Can we gauge the artist's mentality by listening? Were we meant to? Of course, the general audience might exhibit another extreme, as these days, sadly, a consumer’s consciousness might be more dictated by the marketing of titillating images and stylistic standards on MTV. This is perhaps the case now more than ever, as the “convenience” of music media dumbs us own, makes us less inquisitive, and impedes the feedback loop between listener and voice that once upon a time gave rise to the “classic” recordings that transcended generic boundaries. I realize that assessment probably sounds hypocritically elitist and navel-gazing (maybe I’ll start a band). But hopefully there is still some wiggle room in our overstimulated imaginations to follow our guts without degrading our tastes.

Re: Fetishizing authenticity
by Paula26
Sorry, I should have attributed that quote to Holy then pollute ...
Re: Fetishizing authenticity
by sure

wow this article was terribly written. frustrated english writer crams as many big words and clauses as possible into a sentence. i was starting to enjoy the thrust of the article before i decided i was feeling sick. aspiring writers everywhere, especially the pitchfork staff, please rein yourself in a bit.

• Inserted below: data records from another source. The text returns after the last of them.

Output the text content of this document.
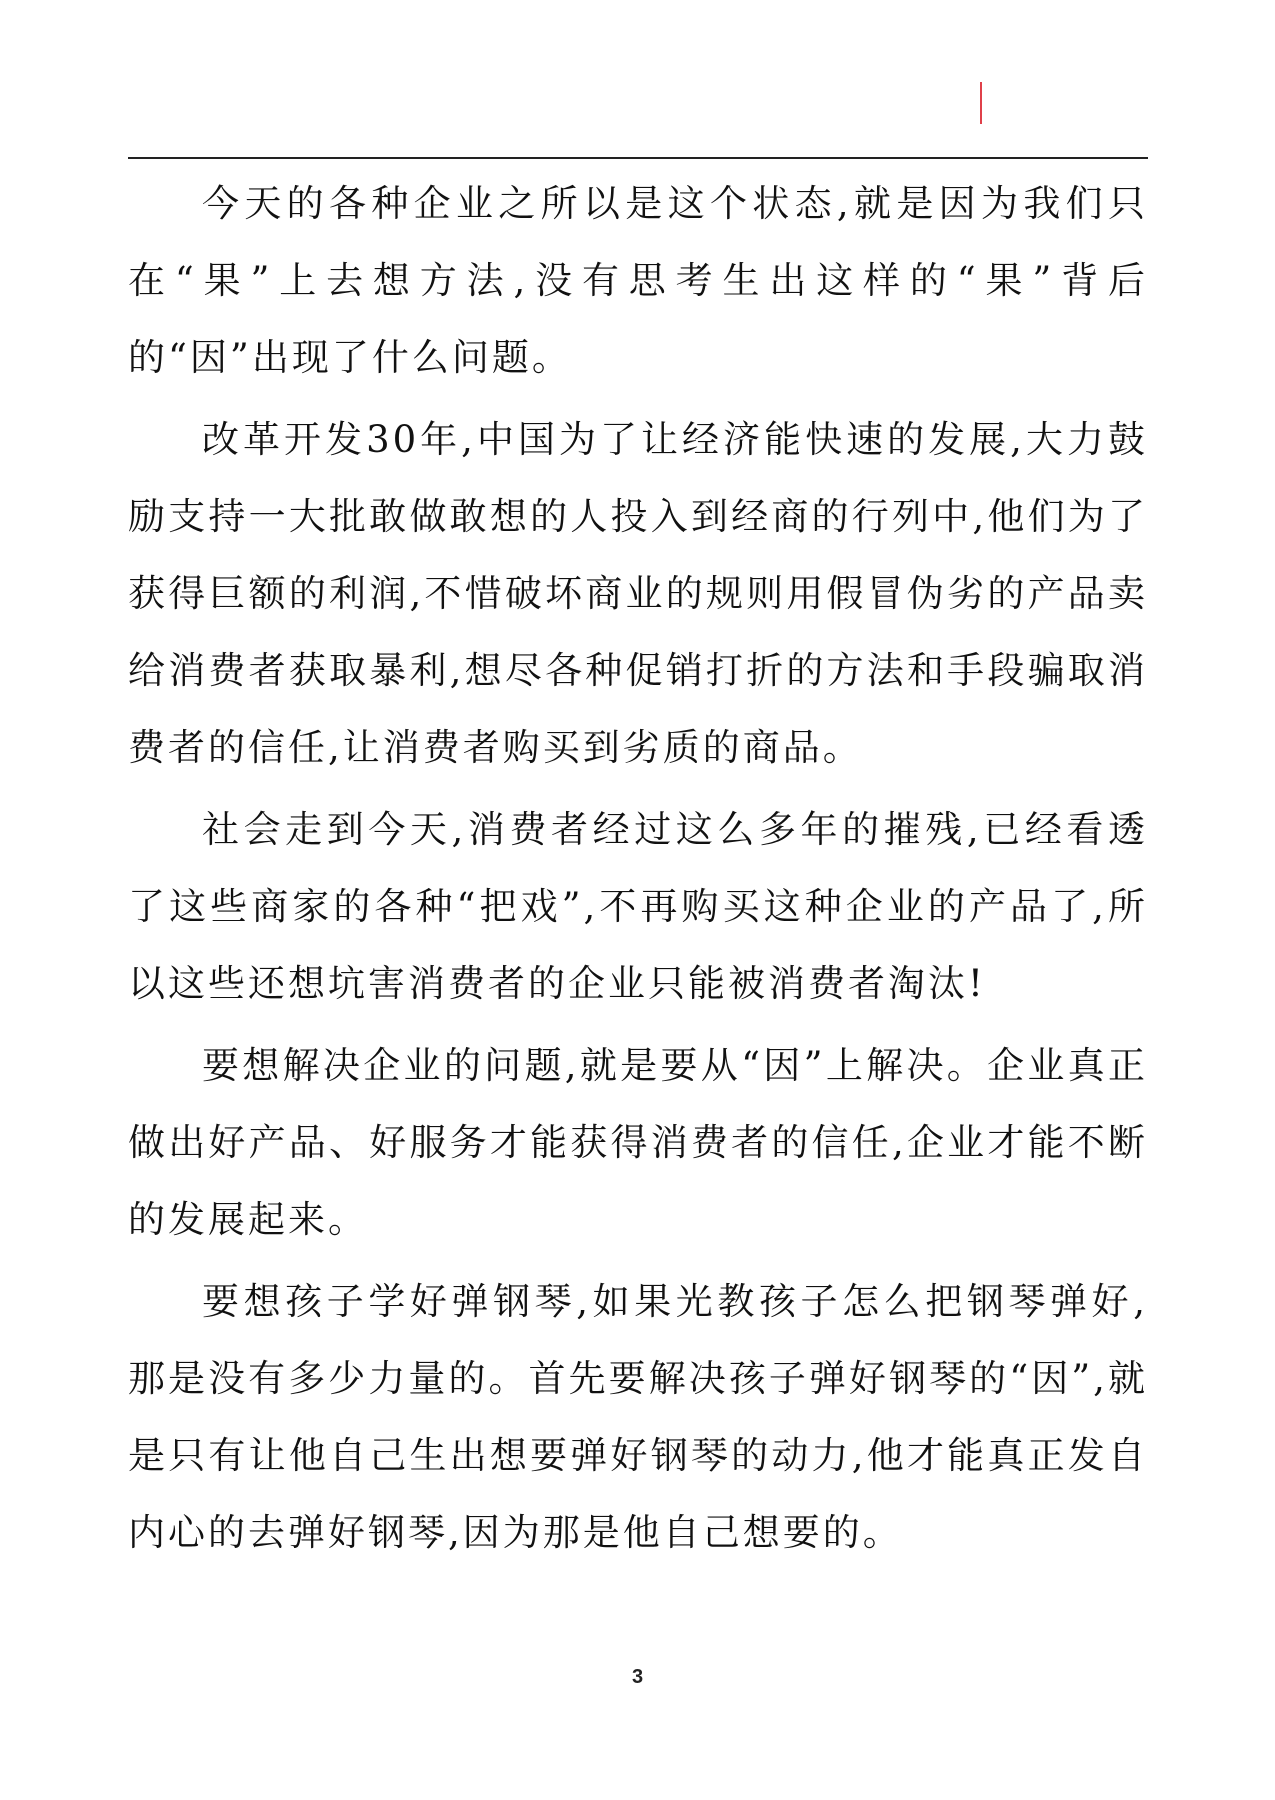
今天的各种企业之所以是这个状态,就是因为我们只在“果”上去想方法,没有思考生出这样的“果”背后的“因”出现了什么问题。

改革开发30年,中国为了让经济能快速的发展,大力鼓励支持一大批敢做敢想的人投入到经商的行列中,他们为了获得巨额的利润,不惜破坏商业的规则用假冒伪劣的产品卖给消费者获取暴利,想尽各种促销打折的方法和手段骗取消费者的信任,让消费者购买到劣质的商品。

社会走到今天,消费者经过这么多年的摧残,已经看透了这些商家的各种“把戏”,不再购买这种企业的产品了,所以这些还想坑害消费者的企业只能被消费者淘汰!

要想解决企业的问题,就是要从“因”上解决。企业真正做出好产品、好服务才能获得消费者的信任,企业才能不断的发展起来。

要想孩子学好弹钢琴,如果光教孩子怎么把钢琴弹好,那是没有多少力量的。首先要解决孩子弹好钢琴的“因”,就是只有让他自己生出想要弹好钢琴的动力,他才能真正发自内心的去弹好钢琴,因为那是他自己想要的。

3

before i gave up i will add that the writer seemed to be making some good points. i was really starting to feel the "fetishizing authenticity" angle before it got weighed down under its own bloat. maybe its just a pet peeve of mine, but it really hurts to see writing like "reify what they decry" and "socio-political consciousness/foundation," sentence after drawn-out sentence. on a blog for god's sake. thats just pretentious obfuscation.

Re: Fetishizing authenticity
by Fatomas

No - not terribly written. Sometimes words mean really specific things that other words don't mean. So you say 'reify' when you mean 'reify'. That's not pretension. It's just knowing words, and assuming that others do, too.